Very nice bottle you have there! It seems that you have pretty well answered most of your own questions, but if memory serves, those bottles were sold exclusively to spectators at the Wild West Shows (and probably returned when empty), so the historical/collector interest for that piece is quite high. I think they are 100-200 dollar bottles, perhaps more.

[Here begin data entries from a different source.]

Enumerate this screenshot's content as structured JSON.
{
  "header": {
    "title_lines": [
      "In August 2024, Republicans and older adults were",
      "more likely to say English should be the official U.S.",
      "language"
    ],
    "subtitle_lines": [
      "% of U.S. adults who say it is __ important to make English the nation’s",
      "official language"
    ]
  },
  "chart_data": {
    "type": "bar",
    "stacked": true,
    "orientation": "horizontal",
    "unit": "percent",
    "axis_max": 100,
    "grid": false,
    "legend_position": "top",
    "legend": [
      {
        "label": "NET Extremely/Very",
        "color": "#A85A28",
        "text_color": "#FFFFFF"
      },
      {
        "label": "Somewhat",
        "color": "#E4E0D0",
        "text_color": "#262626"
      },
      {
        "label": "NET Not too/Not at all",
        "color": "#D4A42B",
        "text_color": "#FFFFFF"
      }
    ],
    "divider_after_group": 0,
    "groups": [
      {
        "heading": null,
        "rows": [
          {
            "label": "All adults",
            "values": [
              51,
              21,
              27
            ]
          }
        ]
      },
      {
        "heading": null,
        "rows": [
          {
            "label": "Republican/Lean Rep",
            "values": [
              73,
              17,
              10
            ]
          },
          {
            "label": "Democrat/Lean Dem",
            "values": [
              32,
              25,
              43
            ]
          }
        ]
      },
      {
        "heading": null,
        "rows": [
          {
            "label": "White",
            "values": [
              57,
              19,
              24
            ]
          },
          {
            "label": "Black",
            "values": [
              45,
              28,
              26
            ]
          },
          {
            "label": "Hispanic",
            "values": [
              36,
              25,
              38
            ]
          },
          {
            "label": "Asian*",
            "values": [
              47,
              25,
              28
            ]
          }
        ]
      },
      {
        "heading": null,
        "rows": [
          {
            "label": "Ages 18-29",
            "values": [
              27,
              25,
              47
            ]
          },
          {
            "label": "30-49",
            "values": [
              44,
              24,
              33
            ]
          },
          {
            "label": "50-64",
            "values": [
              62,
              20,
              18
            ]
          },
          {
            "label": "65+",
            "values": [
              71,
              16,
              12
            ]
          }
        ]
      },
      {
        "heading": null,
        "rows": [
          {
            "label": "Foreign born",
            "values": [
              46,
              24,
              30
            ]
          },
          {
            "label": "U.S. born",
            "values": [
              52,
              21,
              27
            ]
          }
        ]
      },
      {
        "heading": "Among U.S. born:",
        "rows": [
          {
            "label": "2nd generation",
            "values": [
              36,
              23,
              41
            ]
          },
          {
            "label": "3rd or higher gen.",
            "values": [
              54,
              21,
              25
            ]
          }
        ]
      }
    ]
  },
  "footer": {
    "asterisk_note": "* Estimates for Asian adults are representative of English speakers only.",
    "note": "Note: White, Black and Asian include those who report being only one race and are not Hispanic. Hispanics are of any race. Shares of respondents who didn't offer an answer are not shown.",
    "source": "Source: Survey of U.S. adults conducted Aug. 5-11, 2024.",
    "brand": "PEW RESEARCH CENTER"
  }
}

Hopefully some resident soda experts can offer you some better information.


----------



## TJSJHART (Jan 12, 2013)

A PIC WOULD BE INTERESTING...I'D LIKE A LOOK SEE.


----------



## frozenmonkeyface (Jan 15, 2013)

ditto


----------



## RocketRay (Sep 3, 2015)

Sorry for the delay, I just found this forum and tripped over your thread...I also have one of these I found at a flea market about 20 years ago and it took quite a while to find out about it:It was a deal between the Two Bills & Vin Fiz (of Armour Meat Packing) to market the grape soda for publicity at their shows.  It was sold off a large horse-drawn wagon in the year 1913 only, which proved to be ill-fated for both the soda and the show.  There was a Vin-Fiz ad in the super-rare 1913 Buffalo Bill Pawnee Bill magazine and review, but I've always missed them when they come up for sale.  In 20 years, I've only heard of four examples: mine, yours, one that sold on Ebay in 2007 to a museum for $5,560 and one that sold in 2009 at Jackson Auctions in Cedar Falls, IA for around $300.If you still have it, I recommend Ebay for selling due to the much larger audienceIncidently, they say Vin Fiz failed immediately because the syrup went rancid as it was distributed and the soda jerks kept mixing it anyway because it was a new drink and no one knew what it was supposed to taste like... Too bad!Cheers


----------



## westKYdigger (Sep 3, 2015)

Would love to see a picture.


----------



## RocketRay (Sep 4, 2015)

Borrowed this pic from the web, but mine is the same minus the emboss painting.Tim


----------



## RocketRay (Sep 4, 2015)

This was the catalog photo for the example sold at the Iowa auction.


----------



## nhpharm (Sep 4, 2015)

I have an amber figural gun with a label for Buffalo Bill's Bay Rum.  Patent date of 1888 and I believe put out by Tappan but I'll have to pull it out and look.


----------